Author Affil Schirmer, M., Institute for Snow and Avalanche Research, Davos, Switzerland
Source Cold Regions Science and Technology, 64(2), p.110-118, ; International snow science workshop 2009, Davos, Switzerland, Sept. 27-Oct. 2, 2009, edited by J. Schweizer. Publisher: Elsevier, Amsterdam, Netherlands. ISSN: 0165-232X
Publication Date Nov. 2010
Notes In English. Based on Publisher- supplied data GeoRef Acc. No: 309827
Index Terms avalanche forecasting; avalanche triggering; avalanches; classifications; mass movements (geology); forecasting; simulation; snow; snow cover; snow stratigraphy; stability; statistical analysis; classification; mass movements; numerical models; prediction; probability; risk assessment
Abstract Snow stability, or the probability of avalanche release, is one of the key factors defining avalanche danger.
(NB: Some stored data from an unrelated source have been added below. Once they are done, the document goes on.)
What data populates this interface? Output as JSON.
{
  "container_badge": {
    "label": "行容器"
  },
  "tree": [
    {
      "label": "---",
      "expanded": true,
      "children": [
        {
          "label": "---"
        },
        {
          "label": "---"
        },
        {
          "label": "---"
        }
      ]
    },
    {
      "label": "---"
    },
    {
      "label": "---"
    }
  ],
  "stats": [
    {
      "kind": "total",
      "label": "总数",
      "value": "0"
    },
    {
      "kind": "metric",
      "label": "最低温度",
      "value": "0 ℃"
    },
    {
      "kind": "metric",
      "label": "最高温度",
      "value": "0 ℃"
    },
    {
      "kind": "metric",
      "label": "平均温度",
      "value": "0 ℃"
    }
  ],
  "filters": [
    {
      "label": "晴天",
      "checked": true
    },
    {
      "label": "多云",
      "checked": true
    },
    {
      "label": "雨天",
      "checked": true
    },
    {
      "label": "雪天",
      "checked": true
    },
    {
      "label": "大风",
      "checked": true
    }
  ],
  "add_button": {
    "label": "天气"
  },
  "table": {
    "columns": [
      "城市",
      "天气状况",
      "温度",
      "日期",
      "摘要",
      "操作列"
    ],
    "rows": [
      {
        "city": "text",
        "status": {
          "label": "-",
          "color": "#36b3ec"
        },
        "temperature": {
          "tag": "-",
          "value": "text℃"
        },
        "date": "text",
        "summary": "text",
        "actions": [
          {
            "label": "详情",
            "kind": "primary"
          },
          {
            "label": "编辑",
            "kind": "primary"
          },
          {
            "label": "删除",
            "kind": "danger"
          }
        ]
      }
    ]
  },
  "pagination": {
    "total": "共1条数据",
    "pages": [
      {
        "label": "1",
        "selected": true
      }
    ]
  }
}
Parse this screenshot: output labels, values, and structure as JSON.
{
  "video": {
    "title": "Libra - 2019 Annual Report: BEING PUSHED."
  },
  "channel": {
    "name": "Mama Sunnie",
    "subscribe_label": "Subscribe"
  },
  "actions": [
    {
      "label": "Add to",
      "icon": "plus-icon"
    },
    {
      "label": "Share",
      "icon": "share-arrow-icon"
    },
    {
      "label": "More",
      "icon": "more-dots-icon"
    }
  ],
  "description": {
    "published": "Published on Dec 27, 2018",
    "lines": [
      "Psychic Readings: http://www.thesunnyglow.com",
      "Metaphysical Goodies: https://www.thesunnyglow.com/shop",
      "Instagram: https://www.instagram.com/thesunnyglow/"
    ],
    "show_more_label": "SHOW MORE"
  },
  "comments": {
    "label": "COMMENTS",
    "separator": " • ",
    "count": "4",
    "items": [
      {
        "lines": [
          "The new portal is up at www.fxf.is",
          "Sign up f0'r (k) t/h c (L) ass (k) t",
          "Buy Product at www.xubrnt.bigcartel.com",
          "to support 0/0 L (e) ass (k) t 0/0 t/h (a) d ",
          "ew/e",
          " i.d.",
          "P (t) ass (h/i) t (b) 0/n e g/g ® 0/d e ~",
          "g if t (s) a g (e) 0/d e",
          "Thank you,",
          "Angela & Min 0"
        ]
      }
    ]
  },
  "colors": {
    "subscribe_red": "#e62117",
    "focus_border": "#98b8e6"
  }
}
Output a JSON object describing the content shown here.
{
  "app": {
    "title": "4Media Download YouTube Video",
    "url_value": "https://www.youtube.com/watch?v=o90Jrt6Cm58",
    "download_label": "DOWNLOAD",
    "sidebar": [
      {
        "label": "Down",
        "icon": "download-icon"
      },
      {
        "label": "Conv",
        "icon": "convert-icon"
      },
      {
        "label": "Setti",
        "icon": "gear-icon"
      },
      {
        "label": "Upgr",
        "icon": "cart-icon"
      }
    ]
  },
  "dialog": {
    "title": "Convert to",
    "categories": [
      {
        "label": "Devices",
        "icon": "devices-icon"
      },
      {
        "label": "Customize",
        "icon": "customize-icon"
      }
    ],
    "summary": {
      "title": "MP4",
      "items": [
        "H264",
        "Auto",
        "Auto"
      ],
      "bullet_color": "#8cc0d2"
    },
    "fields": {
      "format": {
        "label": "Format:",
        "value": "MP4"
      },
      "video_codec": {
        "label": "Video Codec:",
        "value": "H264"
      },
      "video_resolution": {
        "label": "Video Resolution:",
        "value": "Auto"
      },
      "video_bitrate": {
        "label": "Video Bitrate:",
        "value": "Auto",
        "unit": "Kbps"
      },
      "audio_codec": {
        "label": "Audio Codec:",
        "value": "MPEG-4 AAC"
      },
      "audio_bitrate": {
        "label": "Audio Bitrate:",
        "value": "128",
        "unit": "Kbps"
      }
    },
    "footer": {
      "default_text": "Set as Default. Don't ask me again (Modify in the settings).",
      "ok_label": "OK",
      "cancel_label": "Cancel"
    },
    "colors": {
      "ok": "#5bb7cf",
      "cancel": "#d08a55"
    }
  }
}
Most snow stability evaluations are based on field observations, which are time-consuming and sometimes dangerous. Through numerical modelling of the snow cover stratigraphy, the problem of having sparsely measured regional stability information can be overcome. In this study we compared numerical model output with observed stability. Overall, 775 snow profiles combined with Rutschblock scores and release types for the area surrounding five weather stations were rated into three stability classes. Snow stratigraphy data were then produced for the locations of these five weather stations using the snow cover model SNOWPACK. We observed that (i) an existing physically based stability interpretation implemented in SNOWPACK was applicable for regional stability evaluation; (ii) modelled variables equivalent to those manually observed variables found to be significantly discriminatory with regard to stability, did not demonstrated equal strength of classification; (iii) additional modelled variables that cannot be measured in the field discriminated well between stability categories. Finally, with objective feature selection, a set of variables was chosen to establish an optimal link between the modelled snow stratigraphy data and the stability rating through the use of classification trees. Cross-validation was then used to assess the quality of the classification trees. A true skill statistic of 0.5 and 0.4 was achieved by two models that detected "rather stable" or "rather unstable" conditions, respectively. The interpretation derived could be further developed into a support tool for avalanche warning services for the prediction of regional avalanche danger.